Living in the Moment

I’m traveling to Portugal for a few weeks this summer, and just about every day someone asks me, with a big smile, “Are you excited about your trip?”

I must confess that I am not–excited, I mean.  I am preparing for the trip, I am glad for the opportunity, I am thankful that I have the resources of time and money.  But “excited” has too much of the anticipatory, too much heaviness of expectation, laden upon it.  I have learned that no experience–whether it is one that I seek or one that I fear– is ever what I imagine it to be.  And my idea of what that experience should be, or could be, or might be, will often prevent my awareness, in the moment, of the experience itself.

As a minister, I deal with life and death matters–and not just theoretically, in words, from the pulpit.  Just a few weeks ago, a man greeted me warmly as he has done for years, when he left the sanctuary after the Sunday service.  A week later he was diagnosed with an inoperable cancer.  A week after that, he was dead.  Just today I learned of the recurrence of a breast cancer in one of my congregants, a young woman; yesterday she had a double mastectomy. 
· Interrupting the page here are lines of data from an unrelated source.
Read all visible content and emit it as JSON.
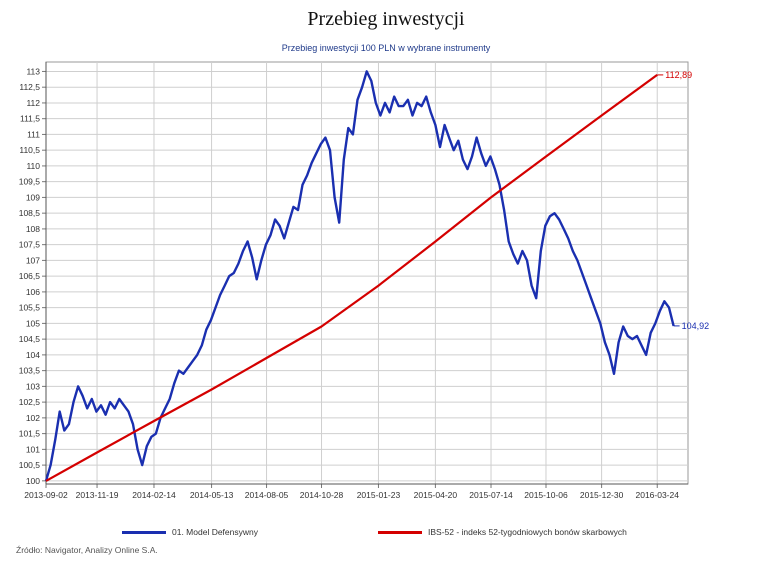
{
  "chart_data": {
    "type": "line",
    "title": "Przebieg inwestycji",
    "subtitle": "Przebieg inwestycji 100 PLN w wybrane instrumenty",
    "xlabel": "",
    "ylabel": "",
    "y_ticks": [
      "100",
      "100,5",
      "101",
      "101,5",
      "102",
      "102,5",
      "103",
      "103,5",
      "104",
      "104,5",
      "105",
      "105,5",
      "106",
      "106,5",
      "107",
      "107,5",
      "108",
      "108,5",
      "109",
      "109,5",
      "110",
      "110,5",
      "111",
      "111,5",
      "112",
      "112,5",
      "113"
    ],
    "ylim": [
      99.9,
      113.3
    ],
    "x_tick_labels": [
      "2013-09-02",
      "2013-11-19",
      "2014-02-14",
      "2014-05-13",
      "2014-08-05",
      "2014-10-28",
      "2015-01-23",
      "2015-04-20",
      "2015-07-14",
      "2015-10-06",
      "2015-12-30",
      "2016-03-24"
    ],
    "xlim": [
      "2013-09-02",
      "2016-05-10"
    ],
    "grid": true,
    "legend_position": "bottom",
    "series": [
      {
        "name": "01. Model Defensywny",
        "color": "#1a2fb0",
        "end_label": "104,92",
        "points": [
          [
            "2013-09-02",
            100.0
          ],
          [
            "2013-09-09",
            100.5
          ],
          [
            "2013-09-16",
            101.3
          ],
          [
            "2013-09-23",
            102.2
          ],
          [
            "2013-09-30",
            101.6
          ],
          [
            "2013-10-07",
            101.8
          ],
          [
            "2013-10-14",
            102.5
          ],
          [
            "2013-10-21",
            103.0
          ],
          [
            "2013-10-28",
            102.7
          ],
          [
            "2013-11-04",
            102.3
          ],
          [
            "2013-11-11",
            102.6
          ],
          [
            "2013-11-18",
            102.2
          ],
          [
            "2013-11-25",
            102.4
          ],
          [
            "2013-12-02",
            102.1
          ],
          [
            "2013-12-09",
            102.5
          ],
          [
            "2013-12-16",
            102.3
          ],
          [
            "2013-12-23",
            102.6
          ],
          [
            "2013-12-30",
            102.4
          ],
          [
            "2014-01-06",
            102.2
          ],
          [
            "2014-01-13",
            101.8
          ],
          [
            "2014-01-20",
            101.0
          ],
          [
            "2014-01-27",
            100.5
          ],
          [
            "2014-02-03",
            101.1
          ],
          [
            "2014-02-10",
            101.4
          ],
          [
            "2014-02-17",
            101.5
          ],
          [
            "2014-02-24",
            102.0
          ],
          [
            "2014-03-03",
            102.3
          ],
          [
            "2014-03-10",
            102.6
          ],
          [
            "2014-03-17",
            103.1
          ],
          [
            "2014-03-24",
            103.5
          ],
          [
            "2014-03-31",
            103.4
          ],
          [
            "2014-04-07",
            103.6
          ],
          [
            "2014-04-14",
            103.8
          ],
          [
            "2014-04-21",
            104.0
          ],
          [
            "2014-04-28",
            104.3
          ],
          [
            "2014-05-05",
            104.8
          ],
          [
            "2014-05-12",
            105.1
          ],
          [
            "2014-05-19",
            105.5
          ],
          [
            "2014-05-26",
            105.9
          ],
          [
            "2014-06-02",
            106.2
          ],
          [
            "2014-06-09",
            106.5
          ],
          [
            "2014-06-16",
            106.6
          ],
          [
            "2014-06-23",
            106.9
          ],
          [
            "2014-06-30",
            107.3
          ],
          [
            "2014-07-07",
            107.6
          ],
          [
            "2014-07-14",
            107.1
          ],
          [
            "2014-07-21",
            106.4
          ],
          [
            "2014-07-28",
            107.0
          ],
          [
            "2014-08-04",
            107.5
          ],
          [
            "2014-08-11",
            107.8
          ],
          [
            "2014-08-18",
            108.3
          ],
          [
            "2014-08-25",
            108.1
          ],
          [
            "2014-09-01",
            107.7
          ],
          [
            "2014-09-08",
            108.2
          ],
          [
            "2014-09-15",
            108.7
          ],
          [
            "2014-09-22",
            108.6
          ],
          [
            "2014-09-29",
            109.4
          ],
          [
            "2014-10-06",
            109.7
          ],
          [
            "2014-10-13",
            110.1
          ],
          [
            "2014-10-20",
            110.4
          ],
          [
            "2014-10-27",
            110.7
          ],
          [
            "2014-11-03",
            110.9
          ],
          [
            "2014-11-10",
            110.5
          ],
          [
            "2014-11-17",
            109.0
          ],
          [
            "2014-11-24",
            108.2
          ],
          [
            "2014-12-01",
            110.2
          ],
          [
            "2014-12-08",
            111.2
          ],
          [
            "2014-12-15",
            111.0
          ],
          [
            "2014-12-22",
            112.1
          ],
          [
            "2014-12-29",
            112.5
          ],
          [
            "2015-01-05",
            113.0
          ],
          [
            "2015-01-12",
            112.7
          ],
          [
            "2015-01-19",
            112.0
          ],
          [
            "2015-01-26",
            111.6
          ],
          [
            "2015-02-02",
            112.0
          ],
          [
            "2015-02-09",
            111.7
          ],
          [
            "2015-02-16",
            112.2
          ],
          [
            "2015-02-23",
            111.9
          ],
          [
            "2015-03-02",
            111.9
          ],
          [
            "2015-03-09",
            112.1
          ],
          [
            "2015-03-16",
            111.6
          ],
          [
            "2015-03-23",
            112.0
          ],
          [
            "2015-03-30",
            111.9
          ],
          [
            "2015-04-06",
            112.2
          ],
          [
            "2015-04-13",
            111.7
          ],
          [
            "2015-04-20",
            111.3
          ],
          [
            "2015-04-27",
            110.6
          ],
          [
            "2015-05-04",
            111.3
          ],
          [
            "2015-05-11",
            110.9
          ],
          [
            "2015-05-18",
            110.5
          ],
          [
            "2015-05-25",
            110.8
          ],
          [
            "2015-06-01",
            110.2
          ],
          [
            "2015-06-08",
            109.9
          ],
          [
            "2015-06-15",
            110.3
          ],
          [
            "2015-06-22",
            110.9
          ],
          [
            "2015-06-29",
            110.4
          ],
          [
            "2015-07-06",
            110.0
          ],
          [
            "2015-07-13",
            110.3
          ],
          [
            "2015-07-20",
            109.9
          ],
          [
            "2015-07-27",
            109.4
          ],
          [
            "2015-08-03",
            108.6
          ],
          [
            "2015-08-10",
            107.6
          ],
          [
            "2015-08-17",
            107.2
          ],
          [
            "2015-08-24",
            106.9
          ],
          [
            "2015-08-31",
            107.3
          ],
          [
            "2015-09-07",
            107.0
          ],
          [
            "2015-09-14",
            106.2
          ],
          [
            "2015-09-21",
            105.8
          ],
          [
            "2015-09-28",
            107.3
          ],
          [
            "2015-10-05",
            108.1
          ],
          [
            "2015-10-12",
            108.4
          ],
          [
            "2015-10-19",
            108.5
          ],
          [
            "2015-10-26",
            108.3
          ],
          [
            "2015-11-02",
            108.0
          ],
          [
            "2015-11-09",
            107.7
          ],
          [
            "2015-11-16",
            107.3
          ],
          [
            "2015-11-23",
            107.0
          ],
          [
            "2015-11-30",
            106.6
          ],
          [
            "2015-12-07",
            106.2
          ],
          [
            "2015-12-14",
            105.8
          ],
          [
            "2015-12-21",
            105.4
          ],
          [
            "2015-12-28",
            105.0
          ],
          [
            "2016-01-04",
            104.4
          ],
          [
            "2016-01-11",
            104.0
          ],
          [
            "2016-01-18",
            103.4
          ],
          [
            "2016-01-25",
            104.4
          ],
          [
            "2016-02-01",
            104.9
          ],
          [
            "2016-02-08",
            104.6
          ],
          [
            "2016-02-15",
            104.5
          ],
          [
            "2016-02-22",
            104.6
          ],
          [
            "2016-02-29",
            104.3
          ],
          [
            "2016-03-07",
            104.0
          ],
          [
            "2016-03-14",
            104.7
          ],
          [
            "2016-03-21",
            105.0
          ],
          [
            "2016-03-28",
            105.4
          ],
          [
            "2016-04-04",
            105.7
          ],
          [
            "2016-04-11",
            105.5
          ],
          [
            "2016-04-18",
            104.92
          ]
        ]
      },
      {
        "name": "IBS-52 - indeks 52-tygodniowych bonów skarbowych",
        "color": "#d40000",
        "end_label": "112,89",
        "points": [
          [
            "2013-09-02",
            100.0
          ],
          [
            "2013-11-19",
            100.9
          ],
          [
            "2014-02-14",
            101.9
          ],
          [
            "2014-05-13",
            102.9
          ],
          [
            "2014-08-05",
            103.9
          ],
          [
            "2014-10-28",
            104.9
          ],
          [
            "2015-01-23",
            106.2
          ],
          [
            "2015-04-20",
            107.6
          ],
          [
            "2015-07-14",
            109.0
          ],
          [
            "2015-10-06",
            110.3
          ],
          [
            "2015-12-30",
            111.6
          ],
          [
            "2016-03-24",
            112.89
          ]
        ]
      }
    ]
  },
  "source": "Źródło: Navigator, Analizy Online S.A."
}
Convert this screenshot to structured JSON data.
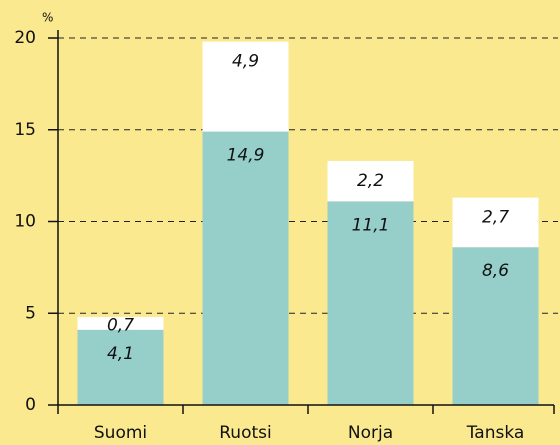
{
  "chart_data": {
    "type": "stacked_bar",
    "ylabel": "%",
    "categories": [
      "Suomi",
      "Ruotsi",
      "Norja",
      "Tanska"
    ],
    "series": [
      {
        "color": "#96cfca",
        "values": [
          4.1,
          14.9,
          11.1,
          8.6
        ],
        "value_labels": [
          "4,1",
          "14,9",
          "11,1",
          "8,6"
        ]
      },
      {
        "color": "#ffffff",
        "values": [
          0.7,
          4.9,
          2.2,
          2.7
        ],
        "value_labels": [
          "0,7",
          "4,9",
          "2,2",
          "2,7"
        ]
      }
    ],
    "ylim": [
      0,
      20
    ],
    "yticks": [
      0,
      5,
      10,
      15,
      20
    ],
    "grid": true
  }
}
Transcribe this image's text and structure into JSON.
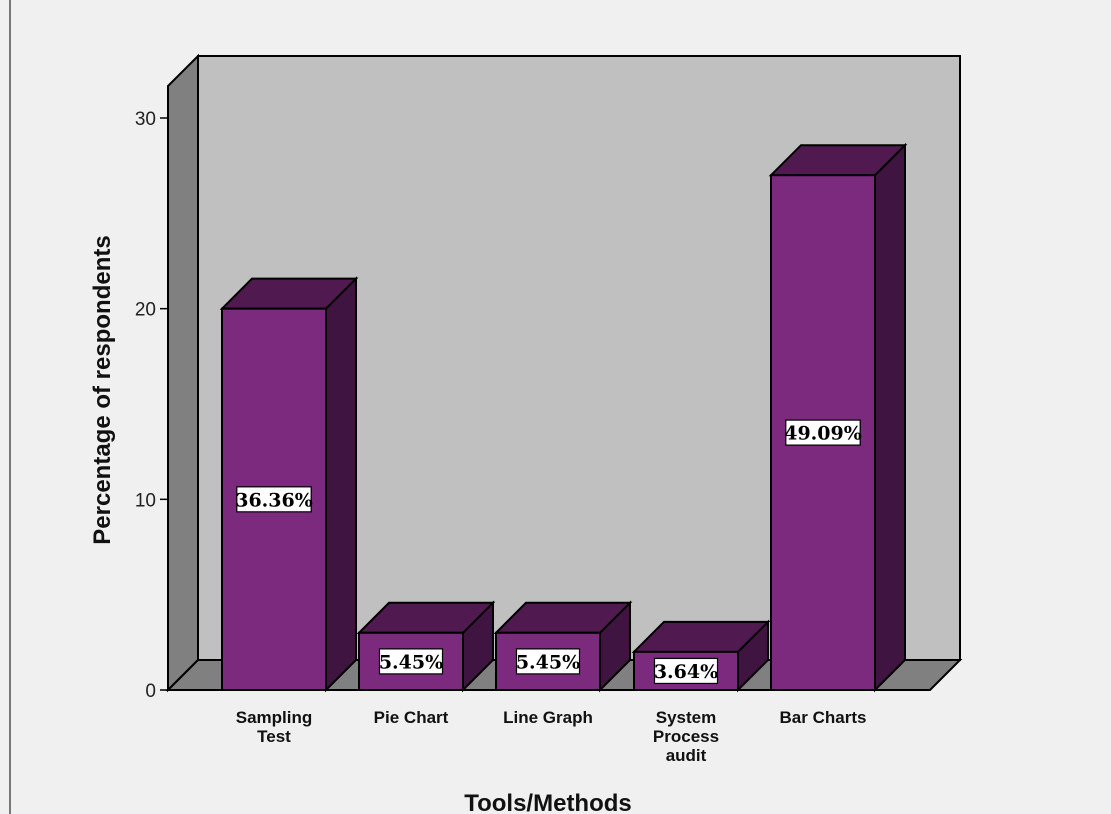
{
  "chart_data": {
    "type": "bar",
    "style": "3d",
    "categories": [
      [
        "Sampling",
        "Test"
      ],
      [
        "Pie Chart"
      ],
      [
        "Line Graph"
      ],
      [
        "System",
        "Process",
        "audit"
      ],
      [
        "Bar Charts"
      ]
    ],
    "values": [
      20,
      3,
      3,
      2,
      27
    ],
    "data_labels": [
      "36.36%",
      "5.45%",
      "5.45%",
      "3.64%",
      "49.09%"
    ],
    "xlabel": "Tools/Methods",
    "ylabel": "Percentage of respondents",
    "ylim": [
      0,
      30
    ],
    "yticks": [
      "0",
      "10",
      "20",
      "30"
    ],
    "grid": false,
    "legend": "none",
    "colors": {
      "bar_front": "#7b2a7d",
      "bar_top": "#501a50",
      "bar_side": "#401440",
      "wall": "#c0c0c0",
      "wall_side": "#808080",
      "floor": "#808080",
      "background": "#f0f0f0"
    }
  }
}
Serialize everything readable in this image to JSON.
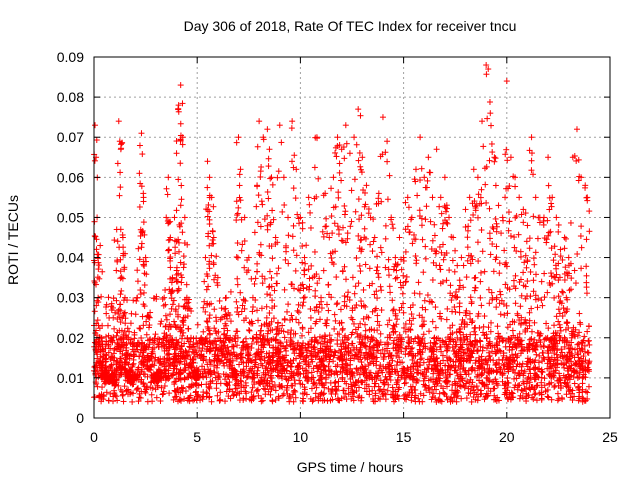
{
  "chart_data": {
    "type": "scatter",
    "title": "Day 306 of 2018, Rate Of TEC Index for receiver tncu",
    "xlabel": "GPS time / hours",
    "ylabel": "ROTI / TECUs",
    "xlim": [
      0,
      25
    ],
    "ylim": [
      0,
      0.09
    ],
    "x_ticks": [
      0,
      5,
      10,
      15,
      20,
      25
    ],
    "x_tick_labels": [
      "0",
      "5",
      "10",
      "15",
      "20",
      "25"
    ],
    "y_ticks": [
      0,
      0.01,
      0.02,
      0.03,
      0.04,
      0.05,
      0.06,
      0.07,
      0.08,
      0.09
    ],
    "y_tick_labels": [
      "0",
      "0.01",
      "0.02",
      "0.03",
      "0.04",
      "0.05",
      "0.06",
      "0.07",
      "0.08",
      "0.09"
    ],
    "grid": true,
    "marker": "+",
    "color": "#ff0000",
    "series": [
      {
        "name": "ROTI",
        "x": [
          0.05,
          0.1,
          0.15,
          0.2,
          0.3,
          0.35,
          0.45,
          0.5,
          0.6,
          0.75,
          0.9,
          1.0,
          1.1,
          1.2,
          1.25,
          1.3,
          1.4,
          1.5,
          1.6,
          1.7,
          1.8,
          1.9,
          2.0,
          2.1,
          2.2,
          2.3,
          2.4,
          2.5,
          2.7,
          2.9,
          3.0,
          3.2,
          3.4,
          3.5,
          3.6,
          3.7,
          3.8,
          3.9,
          4.0,
          4.1,
          4.2,
          4.3,
          4.4,
          4.5,
          4.7,
          4.9,
          5.0,
          5.2,
          5.4,
          5.5,
          5.6,
          5.7,
          5.8,
          6.0,
          6.2,
          6.4,
          6.6,
          6.8,
          7.0,
          7.1,
          7.3,
          7.5,
          7.7,
          7.9,
          8.0,
          8.2,
          8.4,
          8.5,
          8.6,
          8.8,
          9.0,
          9.2,
          9.4,
          9.6,
          9.8,
          10.0,
          10.2,
          10.4,
          10.6,
          10.8,
          11.0,
          11.2,
          11.4,
          11.6,
          11.8,
          12.0,
          12.2,
          12.4,
          12.6,
          12.8,
          13.0,
          13.2,
          13.4,
          13.6,
          13.8,
          14.0,
          14.2,
          14.4,
          14.6,
          14.8,
          15.0,
          15.2,
          15.4,
          15.6,
          15.8,
          16.0,
          16.2,
          16.4,
          16.6,
          16.8,
          17.0,
          17.2,
          17.4,
          17.6,
          17.8,
          18.0,
          18.2,
          18.4,
          18.6,
          18.8,
          19.0,
          19.1,
          19.2,
          19.4,
          19.6,
          19.8,
          20.0,
          20.2,
          20.4,
          20.6,
          20.8,
          21.0,
          21.2,
          21.4,
          21.6,
          21.8,
          22.0,
          22.2,
          22.4,
          22.6,
          22.8,
          23.0,
          23.2,
          23.4,
          23.6,
          23.8,
          23.9
        ],
        "y": [
          0.073,
          0.065,
          0.05,
          0.03,
          0.043,
          0.02,
          0.015,
          0.012,
          0.01,
          0.009,
          0.011,
          0.008,
          0.047,
          0.074,
          0.069,
          0.067,
          0.045,
          0.03,
          0.02,
          0.012,
          0.009,
          0.01,
          0.011,
          0.03,
          0.061,
          0.071,
          0.055,
          0.04,
          0.025,
          0.011,
          0.009,
          0.012,
          0.03,
          0.05,
          0.06,
          0.045,
          0.035,
          0.05,
          0.066,
          0.078,
          0.083,
          0.07,
          0.05,
          0.03,
          0.02,
          0.012,
          0.01,
          0.02,
          0.04,
          0.064,
          0.06,
          0.055,
          0.045,
          0.035,
          0.025,
          0.03,
          0.02,
          0.012,
          0.07,
          0.062,
          0.05,
          0.04,
          0.03,
          0.058,
          0.074,
          0.07,
          0.072,
          0.067,
          0.06,
          0.045,
          0.073,
          0.06,
          0.05,
          0.074,
          0.062,
          0.05,
          0.04,
          0.055,
          0.035,
          0.07,
          0.03,
          0.056,
          0.045,
          0.06,
          0.07,
          0.067,
          0.073,
          0.066,
          0.07,
          0.077,
          0.065,
          0.058,
          0.05,
          0.045,
          0.056,
          0.075,
          0.069,
          0.05,
          0.04,
          0.045,
          0.04,
          0.055,
          0.05,
          0.062,
          0.07,
          0.06,
          0.065,
          0.055,
          0.067,
          0.055,
          0.06,
          0.05,
          0.045,
          0.038,
          0.04,
          0.052,
          0.055,
          0.062,
          0.06,
          0.074,
          0.088,
          0.087,
          0.076,
          0.065,
          0.053,
          0.05,
          0.084,
          0.065,
          0.06,
          0.055,
          0.052,
          0.048,
          0.07,
          0.055,
          0.05,
          0.05,
          0.065,
          0.055,
          0.05,
          0.042,
          0.045,
          0.04,
          0.065,
          0.072,
          0.06,
          0.058,
          0.055
        ]
      }
    ]
  }
}
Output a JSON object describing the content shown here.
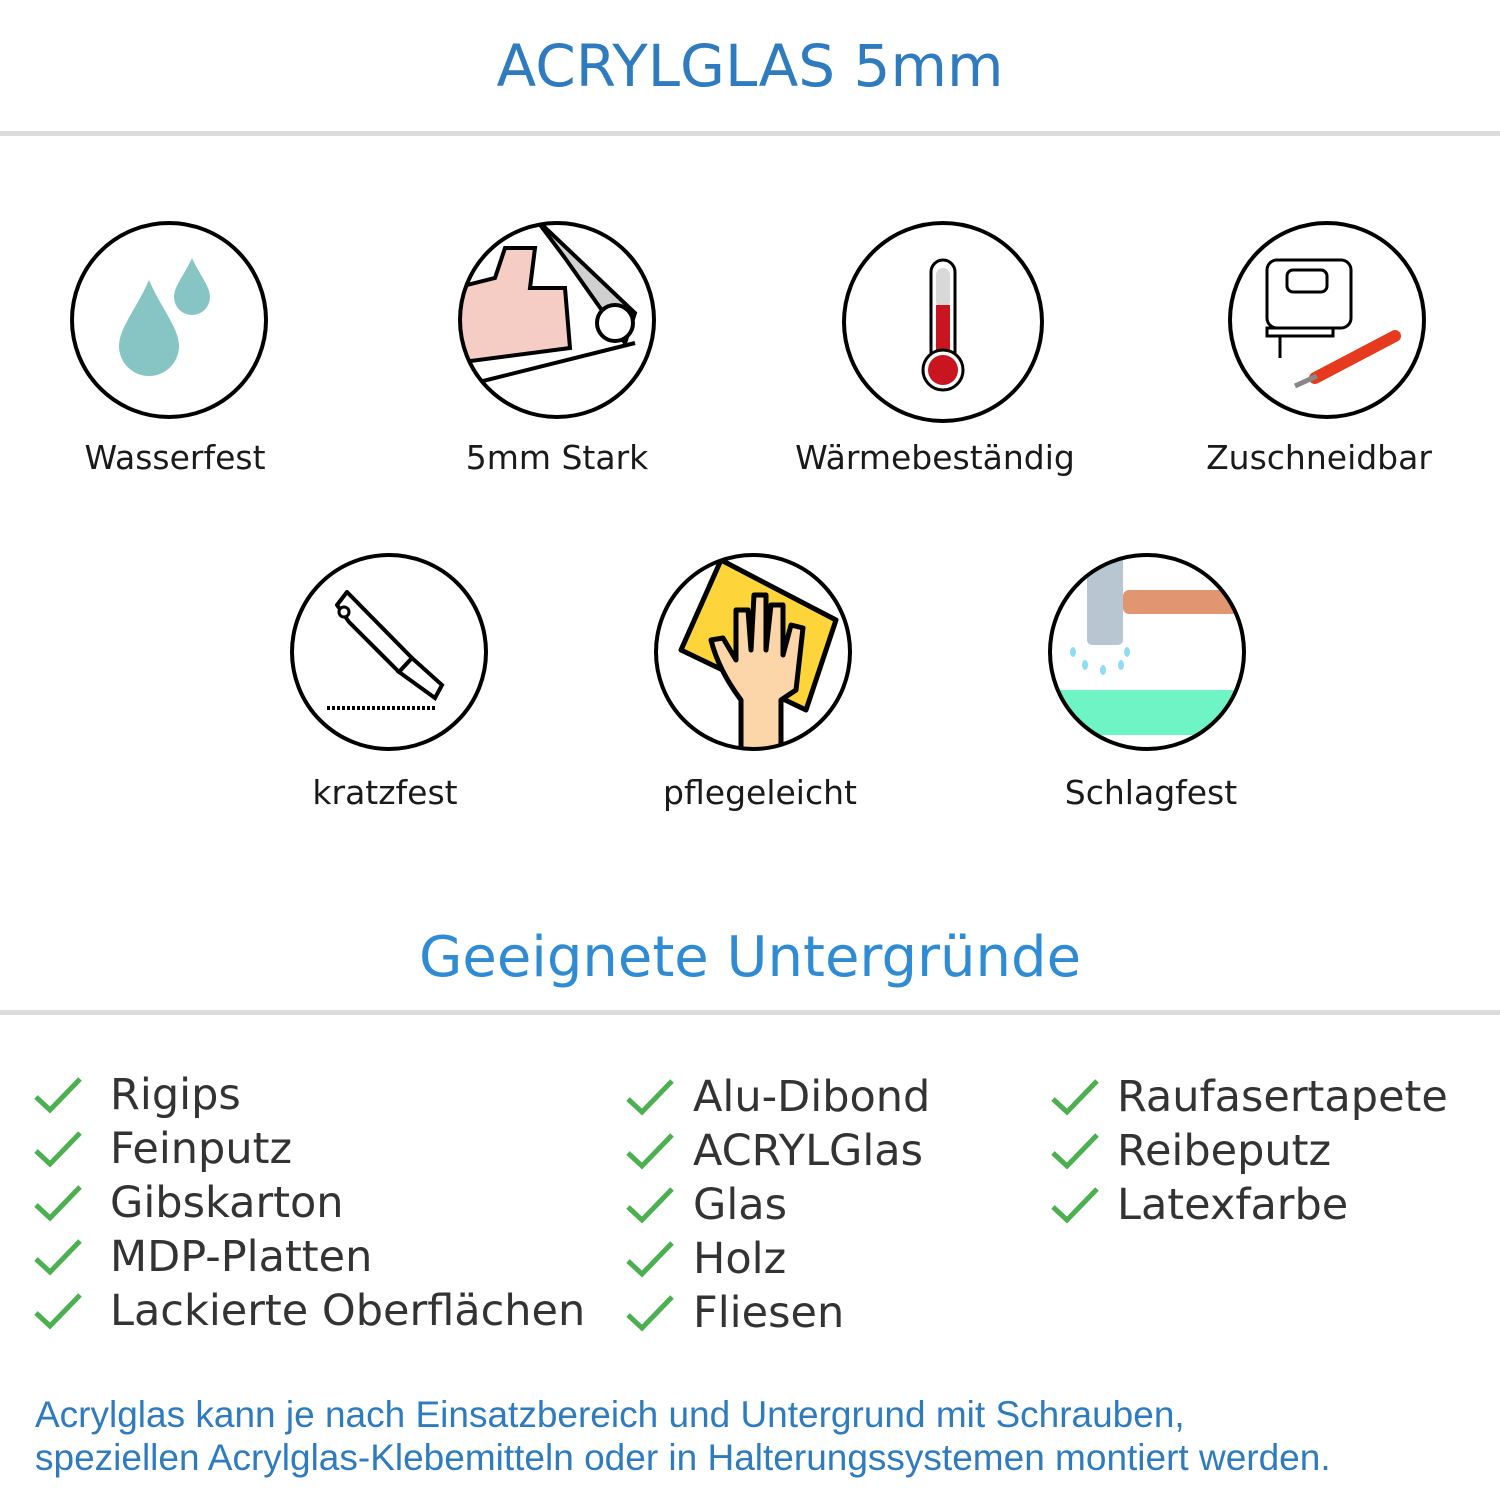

I am aware that we are here on this earth by grace, every day, and every day is to be cherished.  I wake thankful in the morning, and I fall at last to sleep, when I can no longer hold my eyes open at night, thankful still.  My parents are long dead, and as of a couple of years ago, so are all my aunts and uncles on both sides of the family.  I am the matriarch now, the one protecting the younger ones, holding back death until it is their turn.

And so I try to live neither in anticipation nor in fear, knowing that when I slip into either, I am missing the very moment I am living.  And because these moments are limited for all of us living creatures, I don’t want to miss a single one. 

Portugal?  It will be what it will be.  My part is to go with my eyes wide open.